Aug 10, 2018

Cardinal O'Malley opens inquiry into allegations posted online by former seminarians
August 10, 2018

O'Malley called alleged activities 'contrary to the moral standards' of priesthood

Cardinal Sean O'Malley is opening an inquiry into allegations involving St. John's Seminary, which were posted online over the past week by two former seminarians.
The editorial that spawned the inquiry was posted Aug. 3 on a Catholic website,, which describes itself as advocating for the restoration of Catholic tradition.

In the editorial, author John Monaco writes in the first-person about what he says he experienced while attending a seminary. Allegations include an explicit conversation with an older seminarian about masturbation and a drinking party with other seminarians. St. John's is not explicitly identified in the editorial.

Another former seminarian, Andrew Solkshintz, posted on the Archdiocese of Boston's Facebook page Tuesday, with a link to Monaco's editorial. His message identifies St. John's as the seminary involved.

"I can confirm that this is true and in fact there are so many similar stories about this place," he wrote. "As a former Boston seminarian for 3 years I am calling upon the church to seriously examine the seminary located on Lake street.

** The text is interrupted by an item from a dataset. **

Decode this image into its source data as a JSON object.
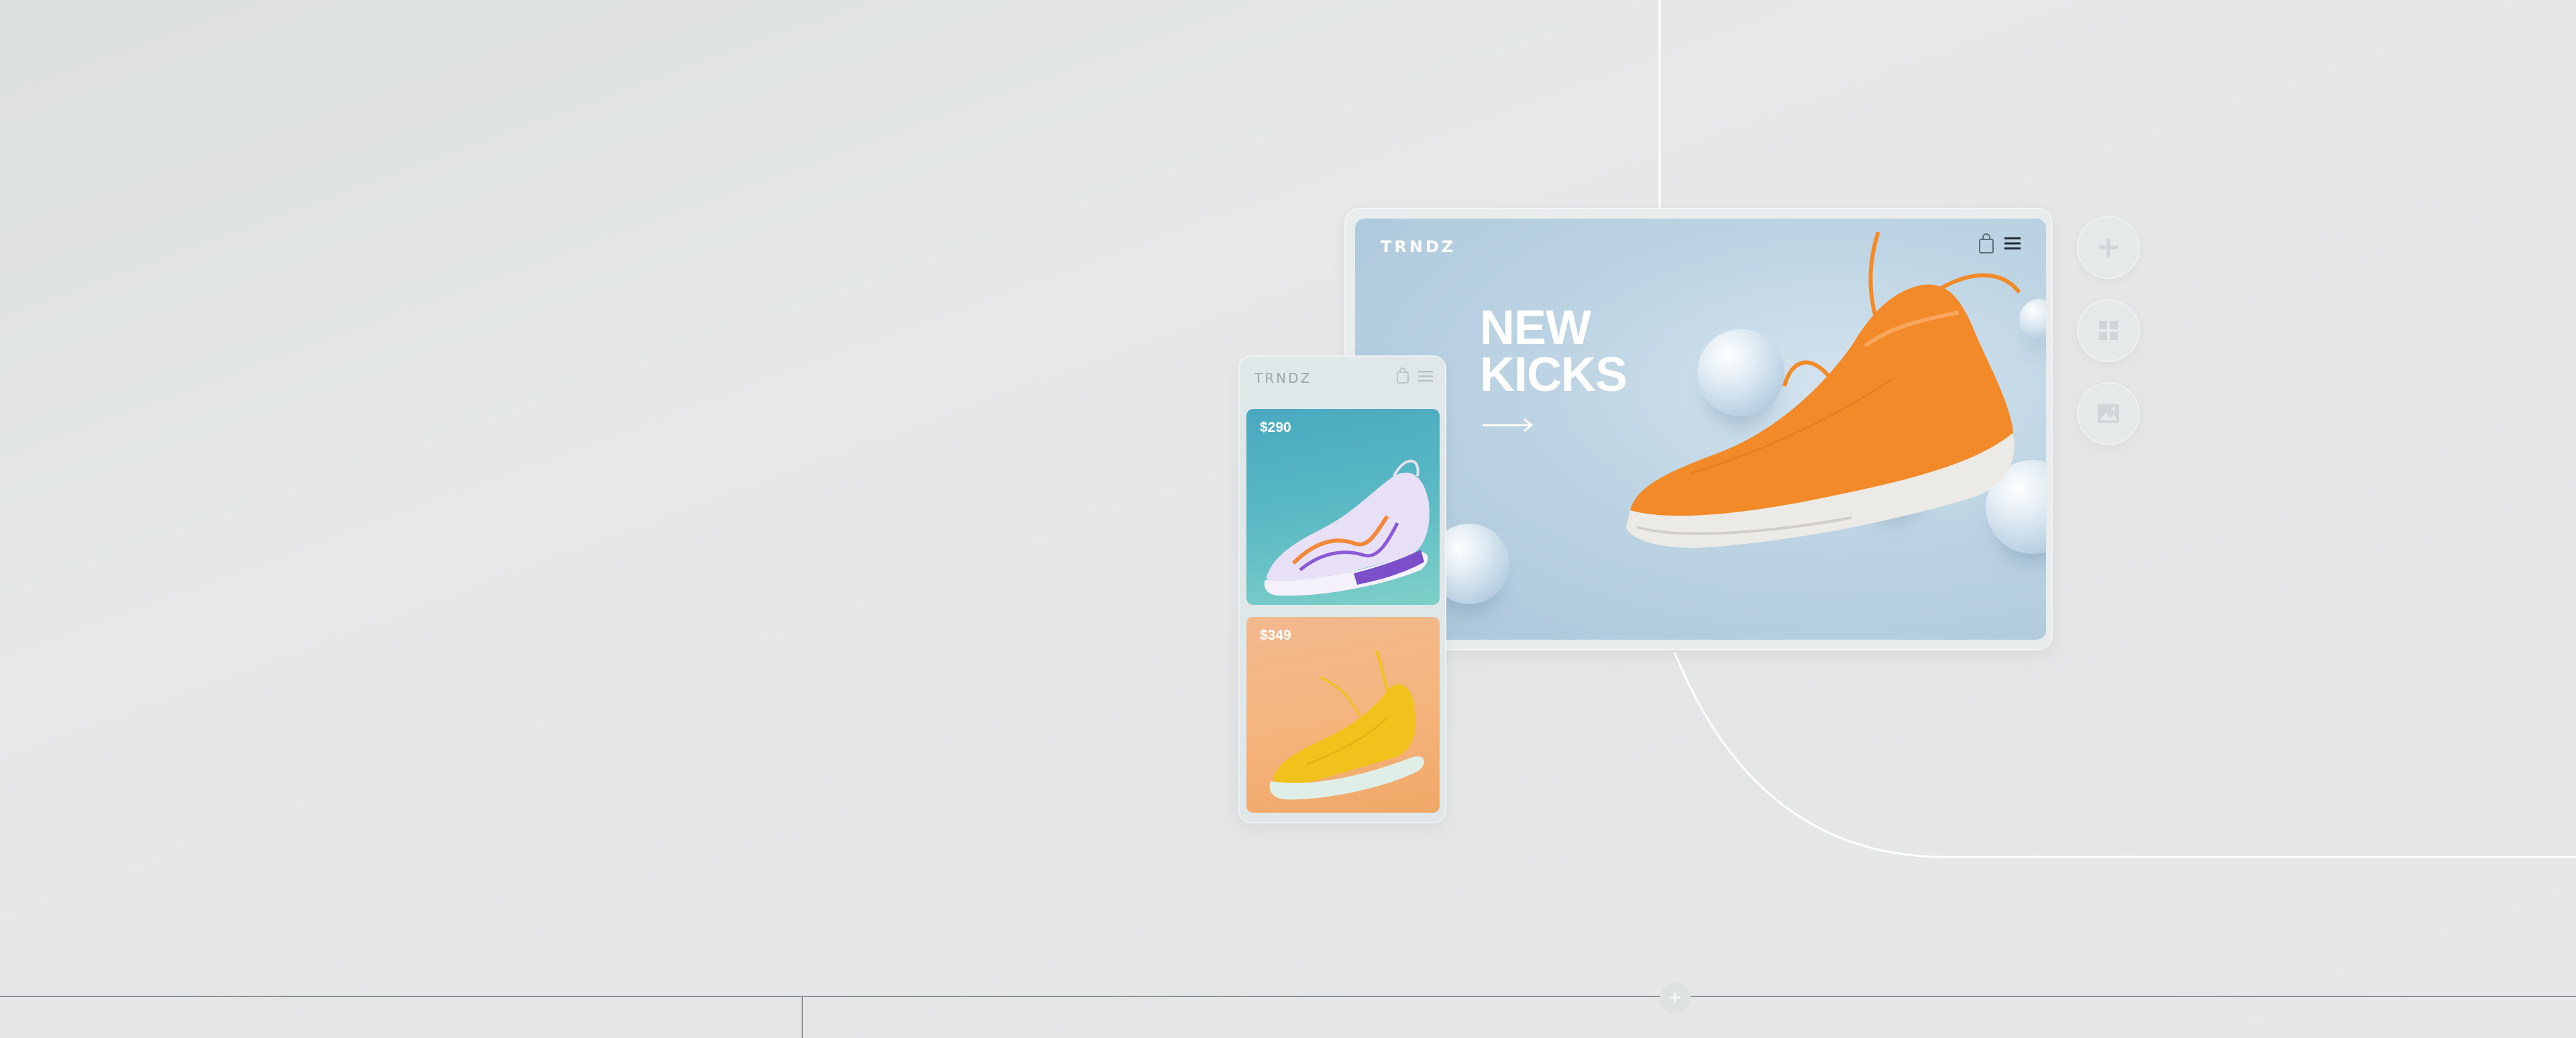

The church has not learned her lesson and maybe if the stories are once again made public then things will finally change."
In response to the postings, O'Malley announced Friday that he asked Msgr. James P. Moroney, rector of St. John’s, to immediately go on sabbatical leave for the fall semester. Rev. Stephen E. Salocks was appointed to serve as the interim rector.

O'Malley also announced that he had appointed a team to oversee an inquiry into the allegations. 

"I have directed this group to proceed with due seriousness of their assignment and as soon as possible to submit to me the findings of the inquiry and a set of recommendations to assure appropriate standards of professional behavior in compliance with Church teaching at all levels of seminary life," O'Malley wrote in a statement. "The faculty, staff and students at the seminary will be advised of my expectation that they will fully cooperate with the inquiry."